Mereka juga tidak memiliki kesempatan untuk menjalani kejuaraan nasional dan internasional sebagai uji coba menyusul pandemi Covid-19. Mereka baru mulai intens mempersiapkan diri pada akhir 2020 lalu. Akibat tidak adanya kejuaraan, mereka hanya berlatih di Surabaya, Jatim.
Bekal nonteknis
Meski begitu, Lilies mengungkapkan, ketiga muridnya itu sudah masuk kategori pemanah elite tingkat nasional. Kemampuan mereka tidak lagi perlu diragukan untuk bersaing di PON. Atas dasar hal itu, ia menambah bekal nonteknis demi menunjang kiprah mereka di PON Papua.
Selain melatih ketepatan dan ketangkasan dalam memanah, trio Della, Tiara, dan Yurike, juga menjalani kegiatan meditasi setiap malam. Kegiatan itu dilakukan sejak satu bulan sebelum mereka terjun ke PON hingga malam hari jelang final melawan trio pemanah Jabar: Gina Rahayu Sugiharti, Ratih Zil\'Izati Fadhly, dan Sri Ranti.
Dalam kegiatan itu, ungkap Lilies, ketiga muridnya berkonsentrasi dengan membagikan ucapan afirmasi untuk membantu menenangkan sekaligus meningkatkan kepercayaan diri. Mereka pun saling memegang denyut nadi rekannya guna memperkuat ikatan batin satu sama lainnya.

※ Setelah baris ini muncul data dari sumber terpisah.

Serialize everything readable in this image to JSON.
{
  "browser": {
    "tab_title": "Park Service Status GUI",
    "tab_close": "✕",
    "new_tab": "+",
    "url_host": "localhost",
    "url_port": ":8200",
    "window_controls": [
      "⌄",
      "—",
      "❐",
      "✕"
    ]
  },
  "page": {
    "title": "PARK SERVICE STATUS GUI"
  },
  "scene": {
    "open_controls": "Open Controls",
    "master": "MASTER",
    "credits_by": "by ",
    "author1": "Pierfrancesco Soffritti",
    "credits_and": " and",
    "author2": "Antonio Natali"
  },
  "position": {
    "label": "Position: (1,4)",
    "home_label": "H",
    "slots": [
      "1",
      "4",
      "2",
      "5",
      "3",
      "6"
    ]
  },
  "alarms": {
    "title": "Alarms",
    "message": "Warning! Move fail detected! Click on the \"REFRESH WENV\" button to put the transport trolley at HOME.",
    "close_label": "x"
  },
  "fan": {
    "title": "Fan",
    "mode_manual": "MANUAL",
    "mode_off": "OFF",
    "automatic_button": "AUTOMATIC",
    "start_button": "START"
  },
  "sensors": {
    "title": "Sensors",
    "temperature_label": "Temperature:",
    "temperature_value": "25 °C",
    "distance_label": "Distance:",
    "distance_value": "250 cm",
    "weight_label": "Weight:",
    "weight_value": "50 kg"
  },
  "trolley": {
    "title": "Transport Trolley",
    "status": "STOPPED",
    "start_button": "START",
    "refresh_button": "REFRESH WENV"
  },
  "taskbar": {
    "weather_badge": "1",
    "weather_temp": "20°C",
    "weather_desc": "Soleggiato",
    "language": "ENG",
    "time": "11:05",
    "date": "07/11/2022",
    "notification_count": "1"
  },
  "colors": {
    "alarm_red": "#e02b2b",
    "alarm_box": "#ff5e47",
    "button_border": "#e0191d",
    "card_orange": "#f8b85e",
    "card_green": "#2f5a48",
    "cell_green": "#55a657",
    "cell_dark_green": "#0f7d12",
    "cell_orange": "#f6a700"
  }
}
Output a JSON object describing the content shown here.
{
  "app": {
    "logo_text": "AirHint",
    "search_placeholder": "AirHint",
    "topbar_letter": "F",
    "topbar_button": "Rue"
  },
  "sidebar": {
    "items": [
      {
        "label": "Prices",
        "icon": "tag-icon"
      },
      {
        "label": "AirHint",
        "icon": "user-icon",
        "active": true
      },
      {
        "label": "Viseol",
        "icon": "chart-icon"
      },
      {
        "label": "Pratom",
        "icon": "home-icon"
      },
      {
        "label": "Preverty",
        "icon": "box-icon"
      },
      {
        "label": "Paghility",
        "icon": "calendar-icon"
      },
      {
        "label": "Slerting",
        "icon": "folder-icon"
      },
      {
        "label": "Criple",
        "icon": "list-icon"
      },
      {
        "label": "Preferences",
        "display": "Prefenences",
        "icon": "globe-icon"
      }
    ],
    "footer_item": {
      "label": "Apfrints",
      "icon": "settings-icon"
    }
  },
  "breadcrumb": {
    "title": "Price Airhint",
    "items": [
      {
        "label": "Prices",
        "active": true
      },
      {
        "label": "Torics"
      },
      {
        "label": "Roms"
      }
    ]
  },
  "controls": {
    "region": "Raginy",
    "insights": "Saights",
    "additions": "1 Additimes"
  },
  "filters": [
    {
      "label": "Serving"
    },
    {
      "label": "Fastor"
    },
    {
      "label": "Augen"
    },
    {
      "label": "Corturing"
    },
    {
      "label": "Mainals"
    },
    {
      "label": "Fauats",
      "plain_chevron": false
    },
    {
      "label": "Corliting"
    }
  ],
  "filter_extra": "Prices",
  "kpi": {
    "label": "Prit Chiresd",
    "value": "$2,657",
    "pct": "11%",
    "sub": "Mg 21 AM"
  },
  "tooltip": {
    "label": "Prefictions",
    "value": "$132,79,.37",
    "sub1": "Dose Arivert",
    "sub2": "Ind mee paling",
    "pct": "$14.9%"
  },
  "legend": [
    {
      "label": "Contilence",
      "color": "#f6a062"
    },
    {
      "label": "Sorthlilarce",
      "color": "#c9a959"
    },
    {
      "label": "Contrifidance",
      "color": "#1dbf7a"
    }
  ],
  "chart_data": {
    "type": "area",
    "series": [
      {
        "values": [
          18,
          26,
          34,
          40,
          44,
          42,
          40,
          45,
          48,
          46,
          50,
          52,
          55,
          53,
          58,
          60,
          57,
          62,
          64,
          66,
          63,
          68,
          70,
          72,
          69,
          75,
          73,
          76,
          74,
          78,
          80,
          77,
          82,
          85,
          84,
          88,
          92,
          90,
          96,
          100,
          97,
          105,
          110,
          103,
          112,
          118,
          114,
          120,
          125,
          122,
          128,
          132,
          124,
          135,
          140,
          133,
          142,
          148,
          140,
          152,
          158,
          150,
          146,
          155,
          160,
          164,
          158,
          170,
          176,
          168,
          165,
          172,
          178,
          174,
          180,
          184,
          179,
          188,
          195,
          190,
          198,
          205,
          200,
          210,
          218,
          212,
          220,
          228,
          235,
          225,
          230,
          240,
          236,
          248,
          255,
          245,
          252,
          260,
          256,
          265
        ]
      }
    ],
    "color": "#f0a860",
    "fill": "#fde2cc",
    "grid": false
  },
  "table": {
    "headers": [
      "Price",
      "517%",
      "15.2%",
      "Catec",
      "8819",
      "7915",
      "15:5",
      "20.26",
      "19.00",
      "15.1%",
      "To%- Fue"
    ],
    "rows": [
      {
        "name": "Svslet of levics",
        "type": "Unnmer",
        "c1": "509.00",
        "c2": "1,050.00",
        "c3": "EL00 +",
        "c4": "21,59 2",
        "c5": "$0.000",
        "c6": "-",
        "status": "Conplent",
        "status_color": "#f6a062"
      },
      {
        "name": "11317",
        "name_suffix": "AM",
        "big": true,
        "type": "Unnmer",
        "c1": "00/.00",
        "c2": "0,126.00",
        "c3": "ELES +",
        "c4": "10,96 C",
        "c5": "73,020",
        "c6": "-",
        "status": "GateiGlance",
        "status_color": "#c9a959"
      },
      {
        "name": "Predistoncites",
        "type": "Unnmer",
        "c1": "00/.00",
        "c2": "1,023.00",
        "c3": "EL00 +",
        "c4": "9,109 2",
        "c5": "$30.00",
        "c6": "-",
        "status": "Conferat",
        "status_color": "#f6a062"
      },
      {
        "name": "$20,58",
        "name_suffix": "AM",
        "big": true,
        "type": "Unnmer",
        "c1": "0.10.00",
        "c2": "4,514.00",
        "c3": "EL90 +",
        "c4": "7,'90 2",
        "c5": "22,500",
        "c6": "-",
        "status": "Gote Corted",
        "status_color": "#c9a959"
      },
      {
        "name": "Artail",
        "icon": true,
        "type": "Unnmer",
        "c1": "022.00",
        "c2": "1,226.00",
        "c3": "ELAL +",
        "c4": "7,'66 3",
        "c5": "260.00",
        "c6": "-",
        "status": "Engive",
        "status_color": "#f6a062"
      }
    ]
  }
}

”Hasilnya amat terlihat di sini (PON). Mereka tampil sangat kompak dan bisa saling mengisi untuk memenuhi impian membawa pulang emas. Kekompakan dan ikatan persaudaraan itu amat penting di nomor beregu,” kata Lilies yang memberikan medali pertama bagi Indonesia di ajang Olimpiade bersama dua sahabatnya, Nurfitriyana Saiman dan Kusuma Wardhani.
Meditasi melalui mindfulness terbukti menurunkan tingkat stress, mengurangi kecemasan, dan menghasilkan perubahan fisik yang seirama dengan olah gerak otak.
Menurut Tiara, proses persiapan nonteknis itu membantunya dan dua sahabatnya untuk kian kompak dan saling memahami satu sama lain. Mereka saling menggantungkan harapan demi mencapai prestasi terbaik.
Kedekatan mereka pun terlihat dalam unggahan foto terkini di akun Instagram Della, yaitu @dellaadisty. Della mengunggah foto bersama dua sahabatnya itu dengan takarir simbol hati.
Dasar ilmiah
Persiapan nonteknis yang diterapkan Lilies itu bukan tanpa pendekatan ilmiah. Dalam jurnal bertajuk “Self and Team Efficacy Beliefs of Rowes and Their Relation to Mindfulness and Flow”, yang diterbitkan Journal of Clinical Sport Psychology (2014), terungkap bahwa meditasi bisa membantu meningkatkan prestasi atlet yang berlomba di nomor terukur.
Dalam penelitian itu, empat peneliti dari The Catholic University of America, yakni Timothy R Pineau, Carol R Glass, Keith A Kaufman, dan Darren R Bernal, mengambil sampel dari 58 atlet dayung di seluruh Amerika Serikat.
“Meditasi melalui mindfulness terbukti menurunkan tingkat stress, mengurangi kecemasan, dan menghasilkan perubahan fisik yang seirama dengan olah gerak otak. Cara itu membantu atlet untuk meningkatkan kemampuan fisik, emosional, spiritual, mental, dan persepsi,” bunyi jurnal tersebut.
Ketua KONI Jatim Erlangga Satriagung mengatakan, pihaknya berusaha untuk melengkapi persiapan tim PON dengan pendekatan sains olahraga. Hal itu tidak hanya meliputi bidang gizi, nutrisi maupun rehabilitasi untuk mencegah atlet cedera, melainkan juga ikut memerhatikan sisi psikologis atlet.
“Kami menganggap penerapan sains olahraga ini sudah amat penting untuk menunjang prestasi atlet. Ini adalah langkah kami untuk membantu atlet mencapai performa terbaik di PON,” kata Erlangga.
Lilies dan ketiga muridnya itu telah membuktikan raihan emas tidak bisa hanya digantungkan dari persiapan di atas arena. Menyeleraskan pikiran dan gerak fisik melalui pendekatan ilmiah sudah menjadi ramuan yang diperlukan untuk berprestasi di era modern ini.